KPIs or Key Performance Indicators is a measure of the performance of a task. It evaluates if the aspect is successful and how much. For every process in a business scenario is important to measure if what is being done is effective or not. 

Procurement operations have its own necessities and procedures. So, it’s fundamental establishing adequate KPIs to make a strategy. They are also important to monitor and share progress in an objective way. 

Firstly, you need to understand the process involved in procurement and, after that, set definitive aspects you need to measure. Let’s look at the process first. 

Types of KPIs for Procurement 

There are three major components in a procurement operation: suppliers, staff, and organization. Each one of these have specific KPIs that will indicate aspects that are concentrated in that action. 

Supplier will need KPIs that can measure the quantity available, the time each one takes to deliver, how much the company is spending in the supplier and the risk involved with them. 

On the other hand, staff concentrates more on the team and daily activities. For instance, the spend for employee, the contracts, the training of each one and the costs involved in security. 

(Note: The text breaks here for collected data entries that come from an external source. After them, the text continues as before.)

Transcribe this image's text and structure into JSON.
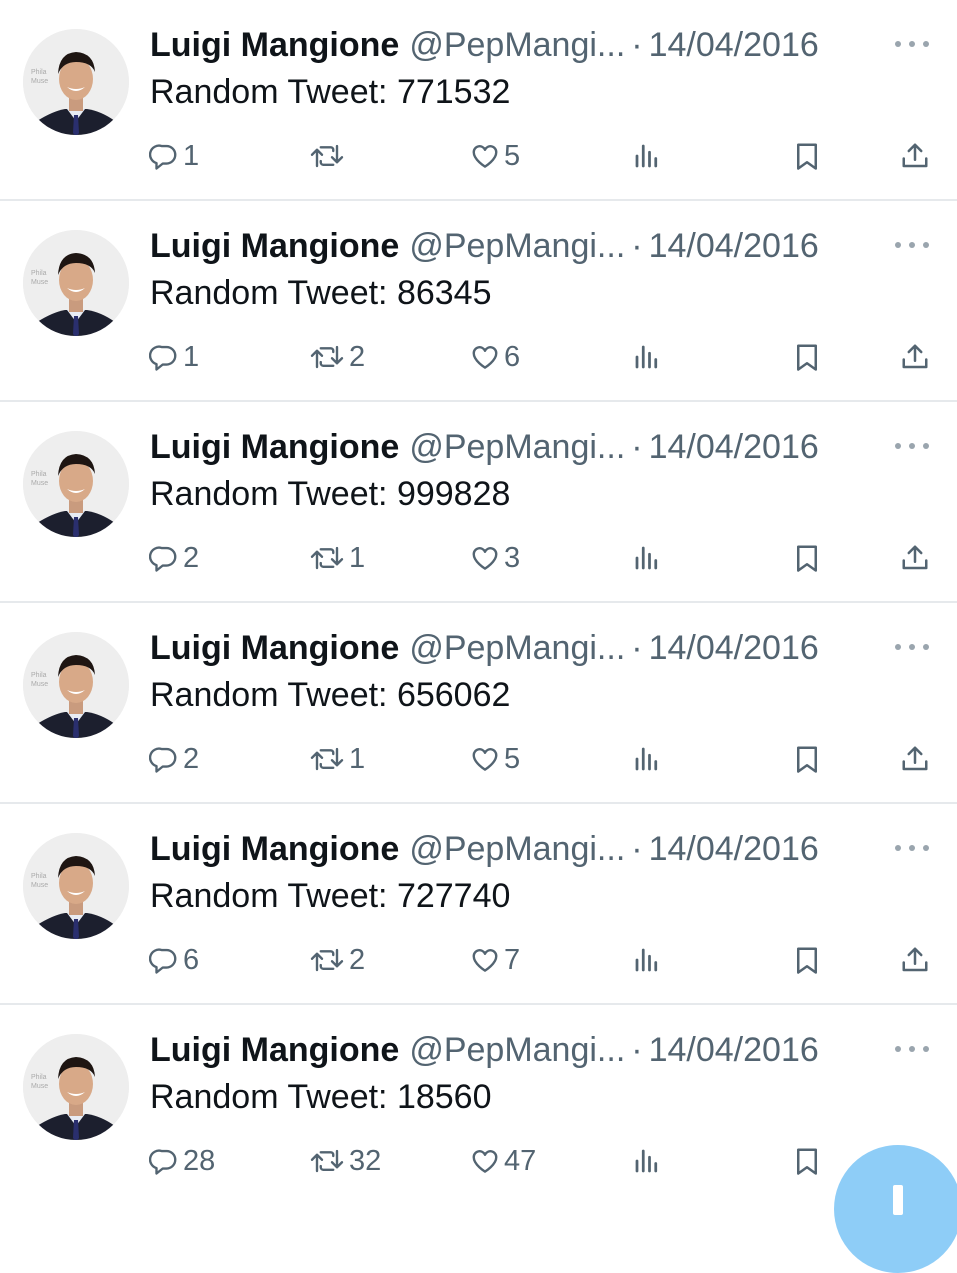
{
  "colors": {
    "text_primary": "#0f1419",
    "text_secondary": "#536471",
    "divider": "#e6e9ec",
    "fab": "#8ecdf7"
  },
  "tweets": [
    {
      "name": "Luigi Mangione",
      "handle": "@PepMangi...",
      "date": "14/04/2016",
      "text": "Random Tweet: 771532",
      "replies": "1",
      "retweets": "",
      "likes": "5"
    },
    {
      "name": "Luigi Mangione",
      "handle": "@PepMangi...",
      "date": "14/04/2016",
      "text": "Random Tweet: 86345",
      "replies": "1",
      "retweets": "2",
      "likes": "6"
    },
    {
      "name": "Luigi Mangione",
      "handle": "@PepMangi...",
      "date": "14/04/2016",
      "text": "Random Tweet: 999828",
      "replies": "2",
      "retweets": "1",
      "likes": "3"
    },
    {
      "name": "Luigi Mangione",
      "handle": "@PepMangi...",
      "date": "14/04/2016",
      "text": "Random Tweet: 656062",
      "replies": "2",
      "retweets": "1",
      "likes": "5"
    },
    {
      "name": "Luigi Mangione",
      "handle": "@PepMangi...",
      "date": "14/04/2016",
      "text": "Random Tweet: 727740",
      "replies": "6",
      "retweets": "2",
      "likes": "7"
    },
    {
      "name": "Luigi Mangione",
      "handle": "@PepMangi...",
      "date": "14/04/2016",
      "text": "Random Tweet: 18560",
      "replies": "28",
      "retweets": "32",
      "likes": "47"
    }
  ],
  "icons": {
    "reply": "reply-icon",
    "retweet": "retweet-icon",
    "like": "heart-icon",
    "views": "views-icon",
    "bookmark": "bookmark-icon",
    "share": "share-icon",
    "more": "more-icon",
    "compose": "compose-icon"
  }
}
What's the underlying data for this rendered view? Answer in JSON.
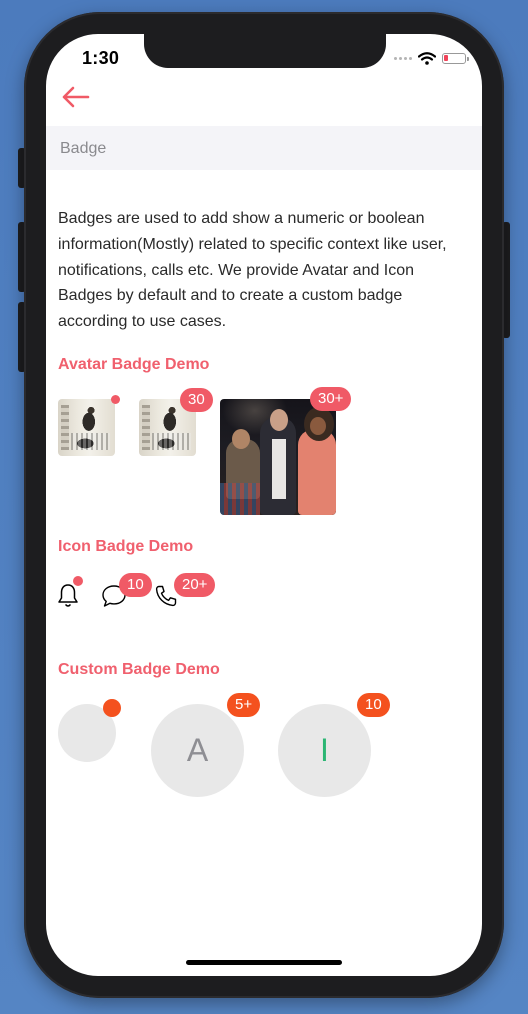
{
  "status_bar": {
    "time": "1:30"
  },
  "header": {
    "section_title": "Badge"
  },
  "description": "Badges are used to add show a numeric or boolean information(Mostly) related to specific context like user, notifications, calls etc. We provide Avatar and Icon Badges by default and to create a custom badge according to use cases.",
  "avatar_demo": {
    "title": "Avatar Badge Demo",
    "avatars": [
      {
        "badge": ""
      },
      {
        "badge": "30"
      },
      {
        "badge": "30+"
      }
    ]
  },
  "icon_demo": {
    "title": "Icon Badge Demo",
    "icons": [
      {
        "icon": "bell-icon",
        "badge": ""
      },
      {
        "icon": "chat-icon",
        "badge": "10"
      },
      {
        "icon": "phone-icon",
        "badge": "20+"
      }
    ]
  },
  "custom_demo": {
    "title": "Custom Badge Demo",
    "items": [
      {
        "letter": "",
        "badge": ""
      },
      {
        "letter": "A",
        "badge": "5+"
      },
      {
        "letter": "I",
        "badge": "10"
      }
    ]
  },
  "colors": {
    "accent": "#f05a66",
    "custom_badge": "#f4511e",
    "letter_a": "#8e8e93",
    "letter_i": "#2bb673"
  }
}
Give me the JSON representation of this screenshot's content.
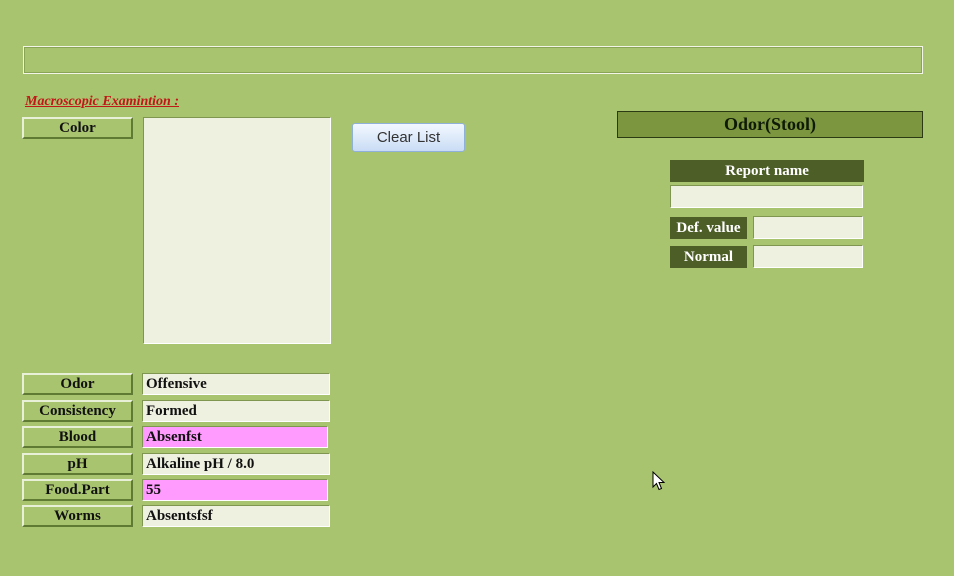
{
  "top_bar": {
    "value": ""
  },
  "section": {
    "title": "Macroscopic Examintion :"
  },
  "color": {
    "label": "Color",
    "items": []
  },
  "fields": {
    "odor": {
      "label": "Odor",
      "value": "Offensive"
    },
    "consistency": {
      "label": "Consistency",
      "value": "Formed"
    },
    "blood": {
      "label": "Blood",
      "value": "Absenfst",
      "highlight": "#ff9aff"
    },
    "ph": {
      "label": "pH",
      "value": "Alkaline pH / 8.0"
    },
    "food_part": {
      "label": "Food.Part",
      "value": "55",
      "highlight": "#ff9aff"
    },
    "worms": {
      "label": "Worms",
      "value": "Absentsfsf"
    }
  },
  "clear_button": {
    "label": "Clear List"
  },
  "panel": {
    "title": "Odor(Stool)",
    "report_name_label": "Report name",
    "report_name_value": "",
    "def_value_label": "Def. value",
    "def_value": "",
    "normal_label": "Normal",
    "normal_value": ""
  },
  "colors": {
    "background": "#a9c46f",
    "panel_header": "#7b963f",
    "dark_label": "#4d5f27",
    "section_title": "#c01818",
    "highlight": "#ff9aff"
  },
  "icons": {
    "cursor": "mouse-pointer-icon"
  }
}
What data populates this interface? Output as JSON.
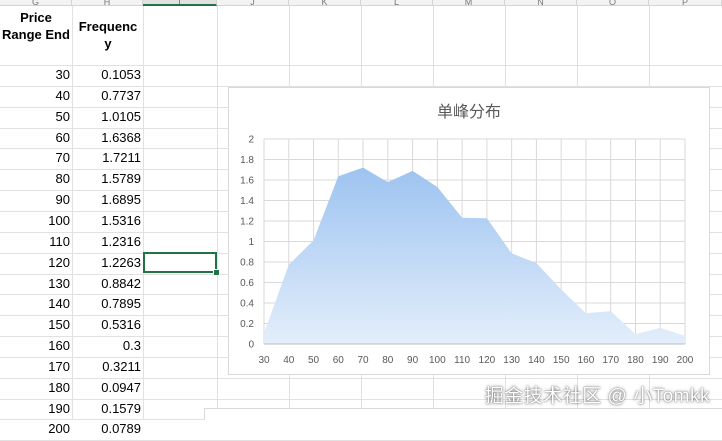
{
  "columns": [
    "G",
    "H",
    "I",
    "J",
    "K",
    "L",
    "M",
    "N",
    "O",
    "P"
  ],
  "headers": {
    "price": "Price Range End",
    "frequency": "Frequency"
  },
  "rows": [
    {
      "end": "30",
      "freq": "0.1053"
    },
    {
      "end": "40",
      "freq": "0.7737"
    },
    {
      "end": "50",
      "freq": "1.0105"
    },
    {
      "end": "60",
      "freq": "1.6368"
    },
    {
      "end": "70",
      "freq": "1.7211"
    },
    {
      "end": "80",
      "freq": "1.5789"
    },
    {
      "end": "90",
      "freq": "1.6895"
    },
    {
      "end": "100",
      "freq": "1.5316"
    },
    {
      "end": "110",
      "freq": "1.2316"
    },
    {
      "end": "120",
      "freq": "1.2263"
    },
    {
      "end": "130",
      "freq": "0.8842"
    },
    {
      "end": "140",
      "freq": "0.7895"
    },
    {
      "end": "150",
      "freq": "0.5316"
    },
    {
      "end": "160",
      "freq": "0.3"
    },
    {
      "end": "170",
      "freq": "0.3211"
    },
    {
      "end": "180",
      "freq": "0.0947"
    },
    {
      "end": "190",
      "freq": "0.1579"
    },
    {
      "end": "200",
      "freq": "0.0789"
    }
  ],
  "chart_data": {
    "type": "area",
    "title": "单峰分布",
    "x": [
      30,
      40,
      50,
      60,
      70,
      80,
      90,
      100,
      110,
      120,
      130,
      140,
      150,
      160,
      170,
      180,
      190,
      200
    ],
    "series": [
      {
        "values": [
          0.1053,
          0.7737,
          1.0105,
          1.6368,
          1.7211,
          1.5789,
          1.6895,
          1.5316,
          1.2316,
          1.2263,
          0.8842,
          0.7895,
          0.5316,
          0.3,
          0.3211,
          0.0947,
          0.1579,
          0.0789
        ]
      }
    ],
    "ylim": [
      0,
      2
    ],
    "yticks": [
      "0",
      "0.2",
      "0.4",
      "0.6",
      "0.8",
      "1",
      "1.2",
      "1.4",
      "1.6",
      "1.8",
      "2"
    ],
    "grid": true,
    "fill_color_top": "#9dc3f0",
    "fill_color_bottom": "#e3eefb"
  },
  "watermark": "掘金技术社区 @ 小Tomkk",
  "colors": {
    "selection": "#217346",
    "grid": "#e1e1e1"
  }
}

Finally, organizational will contemplate the whole process and company. So, it focuses on management spend, the inventory accuracy and the ratio of spending to sales, the revenue. 

So, now that we have established the differences of each part of the process, we should seek for more specific KPIs. 

Important KPIs for Procurement 

Now that you have divided your operations you can think of measures that will validate actions in each one. We’ll list some of the most used KPIs on procurement and explain why they are important. 

Procurement ROI: 

One of the most important is the procurement Return on Investment (ROI). That is, how much is the reduction in costs from procurement department compared to the cost of the procurement operation. 

Linear Performance Pricing: 

This will give you the proportion of purchases on procurement department and the percentage of suppliers under contract, since it will deal with the number of products lines invoiced that are out of the reference price. 

Average Delivery Time 

Knowing how long your order takes to get to your warehouse is a key factor because you can control your inventory, manage your order policies and even avoid losses and excessive stock. 

Purchases Outside of Contract 

Purchases outside the contract are those done not by procurement’s personnel. It’s important to measure if other departments are following procedures of order and the proportion of orders made outside contracts. 

Duration of Ordering Process 

Keeping track of the duration of the whole process will indicate what areas needs improvements and which are efficient. Then, it will be possible for management to invest resources on those areas. 

Emergency Purchase Ratio 

This KPI will measure the ratio of purchases that happen outside the order. They usually happen when there is a shortage of products. So, measuring this will help defining a better quantity for orders. 

In sum 

KPI is a good tool to evaluate efficiency and risks at business operations. They can help keep track of repetitive tasks and generate data for optimizing them. 

Also, they help establishing a standardize process, preventing loses and maximizing performance throughout the operation. Often KPI will involve more than one team, so it’s a process for the whole company to integrate them at the process. 

Finally, they are a great solution to identify areas that could improve and areas that are not performing well at all. More important, you need to set your KPIs accordingly to the needs of your company or else it won’t reflect reachable goals.